Das erste Heimspiel der Saison hätte ein freudiges Ereignis für den FC Tauplitz werden sollen. Doch ein tragisches Ereignis überschattet nun den Saisonauftakt. Denn Nachwuchstormann Manuel Hagauer wird nicht mehr mit auf dem Platz stehen.

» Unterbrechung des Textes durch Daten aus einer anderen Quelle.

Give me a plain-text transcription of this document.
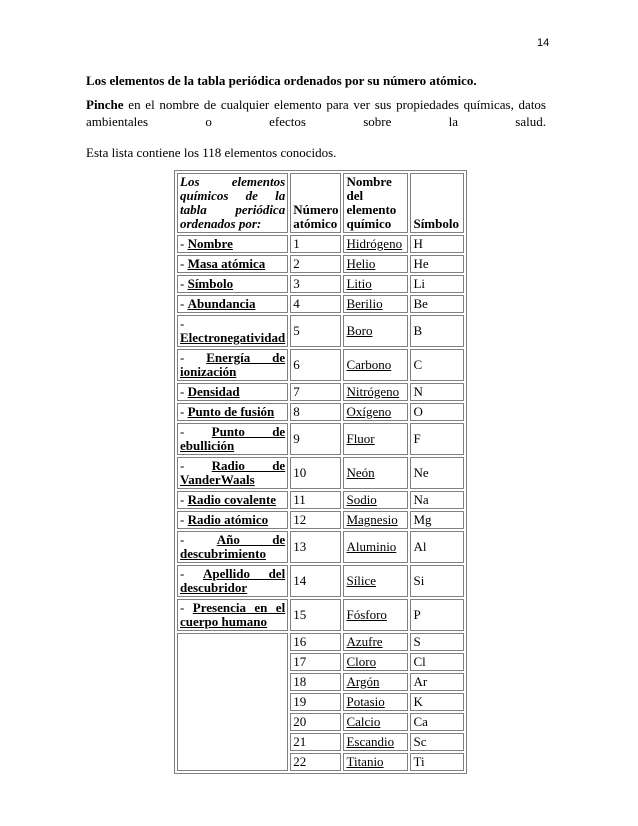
14
Los elementos de la tabla periódica ordenados por su número atómico.
Pinche en el nombre de cualquier elemento para ver sus propiedades químicas, datos ambientales o efectos sobre la salud.
Esta lista contiene los 118 elementos conocidos.
Los elementos químicos de la tabla periódica ordenados por:	Número atómico	Nombre del elemento químico	Símbolo
- Nombre	1	Hidrógeno	H
- Masa atómica	2	Helio	He
- Símbolo	3	Litio	Li
- Abundancia	4	Berilio	Be
- Electronegatividad	5	Boro	B
- Energía de ionización	6	Carbono	C
- Densidad	7	Nitrógeno	N
- Punto de fusión	8	Oxígeno	O
- Punto de ebullición	9	Fluor	F
- Radio de VanderWaals	10	Neón	Ne
- Radio covalente	11	Sodio	Na
- Radio atómico	12	Magnesio	Mg
- Año de descubrimiento	13	Aluminio	Al
- Apellido del descubridor	14	Sílice	Si
- Presencia en el cuerpo humano	15	Fósforo	P
	16	Azufre	S
	17	Cloro	Cl
	18	Argón	Ar
	19	Potasio	K
	20	Calcio	Ca
	21	Escandio	Sc
	22	Titanio	Ti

Der 19-jährige Steirer kehrte vor wenigen Tagen nicht mehr von einer Wanderung zurück, seit Donnerstag herrscht traurige Gewissheit: Der Fußballer wurde tot aufgefunden. Die Todesumstände sind derzeit noch unklar und die Trauer beim FC Tauplitz ist groß.

Talentierter Spieler

„Manuel war ein Kumpeltyp, wie man ihn sich in jedem Verein wünscht“, sagt Gerd Berger, Obmann des FC Tauplitz, bei dem der talentierte Nachwuchsfußballer seit seinem 15. Lebensjahr trainierte. Seine Fußballkarriere begann Hagauer beim SV Stainach-Grimming. Nach einem Wechsel zum FC Tauplitz stand er dort bereits mit 15 Jahren in der Kampfmannschaft im Tor. Auch dessen ganze Familie sei fest im Verein verankert gewesen.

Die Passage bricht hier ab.